The two-toed sloth is a walking hotel. The animal is so inactive that its fur acts as an ecosystem in its own right, hosting a wide variety of algae and insects. But the sloth has another surprise passenger hitching a ride inside its body, one that has stayed with it for up to 55 million years – a virus.
In the Cretaceous period, the genes of the sloth’s ancestor were infiltrated by a “foamy virus“, one of a family that still infects humans, chimps and other mammals today. They are examples of retroviruses, which reproduce by converting an RNA genome into a DNA version and inserting that into the genome of whatever animal they’re infecting. If these hitchhikers become permanent tenants, as so often happens, they become known as endogenous retroviruses or ERVs.
ERVs act as a sort of viral fossil record, telling us about the ancient viruses that infected ancestral animals.
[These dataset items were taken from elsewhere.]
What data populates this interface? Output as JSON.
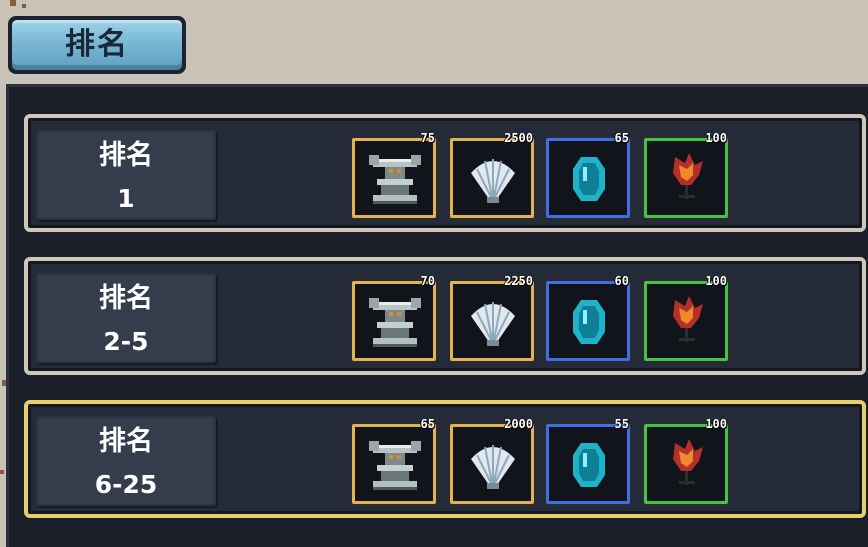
{
  "tab": {
    "label": "排名"
  },
  "rows": [
    {
      "title": "排名",
      "rank": "1",
      "rewards": [
        {
          "icon": "anvil-icon",
          "qty": "75"
        },
        {
          "icon": "shell-icon",
          "qty": "2500"
        },
        {
          "icon": "gem-icon",
          "qty": "65"
        },
        {
          "icon": "flame-flower-icon",
          "qty": "100"
        }
      ]
    },
    {
      "title": "排名",
      "rank": "2-5",
      "rewards": [
        {
          "icon": "anvil-icon",
          "qty": "70"
        },
        {
          "icon": "shell-icon",
          "qty": "2250"
        },
        {
          "icon": "gem-icon",
          "qty": "60"
        },
        {
          "icon": "flame-flower-icon",
          "qty": "100"
        }
      ]
    },
    {
      "title": "排名",
      "rank": "6-25",
      "rewards": [
        {
          "icon": "anvil-icon",
          "qty": "65"
        },
        {
          "icon": "shell-icon",
          "qty": "2000"
        },
        {
          "icon": "gem-icon",
          "qty": "55"
        },
        {
          "icon": "flame-flower-icon",
          "qty": "100"
        }
      ]
    }
  ],
  "colors": {
    "slot_gold": "#e0b455",
    "slot_blue": "#3d6fe6",
    "slot_green": "#45c24a",
    "row_highlight": "#e7cf6c"
  }
}
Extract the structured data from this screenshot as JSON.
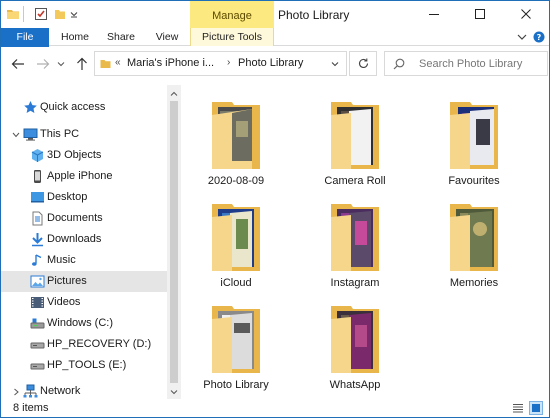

In the sloth’s case, its ERVs tell us that foamy viruses must have been doing the rounds among ancient mammals over 100 million years ago, back when the dinosaurs still ruled the planet.
Despite the passing of a geological age, their descendants still circulate today and are astonishingly unchanged. The modern viruses look very similar to the one that inserted its genetic material into the sloth’s ancestors. That’s especially amazing because retroviruses – take HIV as an example – have a reputation for mutating at incredibly high rates.